Among other major losers, Keyence is plunging more than 5 percent and Keisei Electric Railway is losing more than 4 percent, while Taiyo Yuden, Hoya, Yaskawa Electric and Murata Manufacturing are declining almost 4 percent each. SMC, CyberAgent, Konami Group, Eisai, Nidec and Renesas Electronics are all down more than 3 percent each, while Panasonic, Recruit Holdings and Olympus are slipping almost 3 percent each.
Conversely, Tokyo Electric Power is gaining 4.5 percent, while Chubu Electric Power, Sumitomo Mitsui Trust and Mitsui Chemicals are adding almost 3 percent each.
In the currency market, the U.S. dollar is trading in the lower 148 yen-range on Thursday.
Elsewhere in Asia, South Korea is losing 1.4 percent, while Hong Kong, Singapore and Taiwan are down 1.2 percent each. New Zealand, China, Malaysia and Indonesia are lower by between 0.1 and 0.4 percent each.

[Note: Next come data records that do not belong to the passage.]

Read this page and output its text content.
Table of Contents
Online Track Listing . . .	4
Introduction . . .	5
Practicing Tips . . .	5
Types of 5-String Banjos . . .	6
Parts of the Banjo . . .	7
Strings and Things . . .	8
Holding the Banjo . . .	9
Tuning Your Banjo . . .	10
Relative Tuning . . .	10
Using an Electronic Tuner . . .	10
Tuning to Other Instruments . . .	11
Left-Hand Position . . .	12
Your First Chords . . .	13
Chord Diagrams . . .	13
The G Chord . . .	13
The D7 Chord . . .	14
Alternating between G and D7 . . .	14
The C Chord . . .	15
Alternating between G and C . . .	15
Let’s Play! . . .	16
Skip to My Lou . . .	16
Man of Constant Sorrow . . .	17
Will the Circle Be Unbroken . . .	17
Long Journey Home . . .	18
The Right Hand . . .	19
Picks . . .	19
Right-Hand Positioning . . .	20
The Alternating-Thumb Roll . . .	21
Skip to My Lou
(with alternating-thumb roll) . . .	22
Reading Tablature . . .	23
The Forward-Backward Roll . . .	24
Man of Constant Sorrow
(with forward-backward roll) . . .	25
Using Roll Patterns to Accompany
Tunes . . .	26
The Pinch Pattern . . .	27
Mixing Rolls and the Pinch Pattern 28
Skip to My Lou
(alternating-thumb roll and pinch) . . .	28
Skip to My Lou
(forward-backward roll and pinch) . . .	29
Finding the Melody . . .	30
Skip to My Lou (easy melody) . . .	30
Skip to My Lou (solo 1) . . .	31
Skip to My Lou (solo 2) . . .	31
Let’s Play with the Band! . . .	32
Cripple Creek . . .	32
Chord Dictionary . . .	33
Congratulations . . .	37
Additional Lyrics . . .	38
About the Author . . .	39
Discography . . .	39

On Wall Street, stocks moved mostly lower over the course of the trading session on Wednesday, with renewed concerns about the outlook for interest rates weighing on the markets. The major averages spent much of the session on opposite sides of the unchanged line but all came under pressure late in the trading day
The tech-heavy Nasdaq led the way lower, tumbling 209.06 points or 1.5 percent to 13,469.13, the S&P 500 also slumped 41.75 points or 0.9 percent to a nearly one-month closing low of 4,402.20 and the Dow posted a more modest loss, slipping 76.85 points or 0.2 percent to 34,440.88.
Meanwhile, the major European markets moved to the upside on the day. While the U.K.’s FTSE 100 Index advanced by 0.9 percent, the German DAX Index climbed by 0.8 and the French CAC 40 Index increased by 0.7 percent.
Crude oil futures settled lower on Wednesday despite data showing a drop in crude inventories in the U.S. in the week ended September 15. West Texas Intermediate Crude oil futures for October settled lower by $0.92 at $90.28 a barrel on the expiration day. WTI Crude futures for November settled at $89.66 a barrel, down $0.82 from the previous close.